Laurie Wendell's mother, Marlene Fromme, of Cuero, said she regretted encouraging the couple to take a sea voyage for the first time.
"I said, 'It's so much fun.' ... She'll probably never speak to me again," Fromme said.
And Scarlett Clutter said what's most frustrating about the situation is the fact that there's little she can do for her parents, Dorren and Kim Clutter.
She said that when she first received Carnival's automated update from a 1-800 telephone number, she ignored it.
"My friend told me at a grocery store, and I was like, 'What are you talking about?'" Scarlett Clutter said.
A secretary at Dr. John Swannack's Victoria dentist office said they have rearranged his appointments for the week, but a relative declined to comment about the situation.
Andrew Cano suspected his father John Cano's Houston relatives surprised him with the cruise to celebrate his recent retirement. John Cano was well known for spending part of his 46-year career with the postal service at the James Moody Post Office in Victoria. That career ended Jan. 31 with his retirement.
"He's always talked about going on a cruise the whole time he's worked, but I guess could never afford it," Andrew Cano said. "This just plain sucks."
Also worried about their health, Andrew Cano couldn't understand why the supply ships that stopped to help couldn't also ferry passengers to shore.
"If it was me, I would just sink that ship full of feces.

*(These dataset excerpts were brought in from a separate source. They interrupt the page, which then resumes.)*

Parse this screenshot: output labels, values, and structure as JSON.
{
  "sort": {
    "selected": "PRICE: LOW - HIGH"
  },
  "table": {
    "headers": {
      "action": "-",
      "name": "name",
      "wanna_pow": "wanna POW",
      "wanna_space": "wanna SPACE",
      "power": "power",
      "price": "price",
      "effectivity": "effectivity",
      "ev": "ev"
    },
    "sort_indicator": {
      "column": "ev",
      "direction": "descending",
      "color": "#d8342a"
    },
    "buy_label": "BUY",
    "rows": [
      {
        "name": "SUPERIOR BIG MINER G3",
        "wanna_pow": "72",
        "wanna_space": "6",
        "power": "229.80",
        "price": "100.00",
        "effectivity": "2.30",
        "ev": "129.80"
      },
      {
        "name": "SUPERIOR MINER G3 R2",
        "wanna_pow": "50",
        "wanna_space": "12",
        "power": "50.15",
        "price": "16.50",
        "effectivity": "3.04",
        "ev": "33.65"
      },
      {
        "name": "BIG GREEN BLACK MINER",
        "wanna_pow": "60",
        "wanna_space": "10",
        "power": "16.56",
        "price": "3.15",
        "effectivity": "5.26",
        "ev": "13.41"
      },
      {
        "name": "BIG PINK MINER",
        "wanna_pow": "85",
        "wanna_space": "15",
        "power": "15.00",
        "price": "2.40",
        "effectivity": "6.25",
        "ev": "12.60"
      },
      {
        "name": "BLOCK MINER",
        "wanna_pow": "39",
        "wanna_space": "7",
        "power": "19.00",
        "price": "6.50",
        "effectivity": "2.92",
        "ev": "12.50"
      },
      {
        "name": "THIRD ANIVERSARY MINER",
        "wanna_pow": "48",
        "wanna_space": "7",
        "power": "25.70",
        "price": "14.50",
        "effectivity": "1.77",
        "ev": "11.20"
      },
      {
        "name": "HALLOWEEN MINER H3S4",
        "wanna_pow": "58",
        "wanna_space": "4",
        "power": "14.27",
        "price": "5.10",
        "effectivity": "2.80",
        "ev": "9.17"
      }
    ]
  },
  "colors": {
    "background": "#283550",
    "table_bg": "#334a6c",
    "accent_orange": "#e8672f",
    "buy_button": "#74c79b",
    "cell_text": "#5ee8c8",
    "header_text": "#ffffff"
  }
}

That's garbage," he said.
Carlton Bolting, of Yorktown, sensed something like this would happen to the Triumph after he vacationed on it two weeks ago with his wife for their 50th wedding anniversary.
He said the ship "limped" into a Galveston port five hours behind schedule because one of the propellers stopped working for about an hour.
He said they didn't experienced the degree of power loss reported now, but guests were never given an explanation for the malfunction.
"They were pushing that boat to the hilt, and they needed to have some down time," Bolting said, adding that technicians were waiting on the dock when they arrived.
He said the next customers were "chomping at the bit" to get on board, and he didn't know if they'd been notified there were problems beforehand.
"It cost us about $300 per person, which is very economical. ... They've got to get their revenue back on it," Bolting said. "They have these vacations scheduled pretty tight."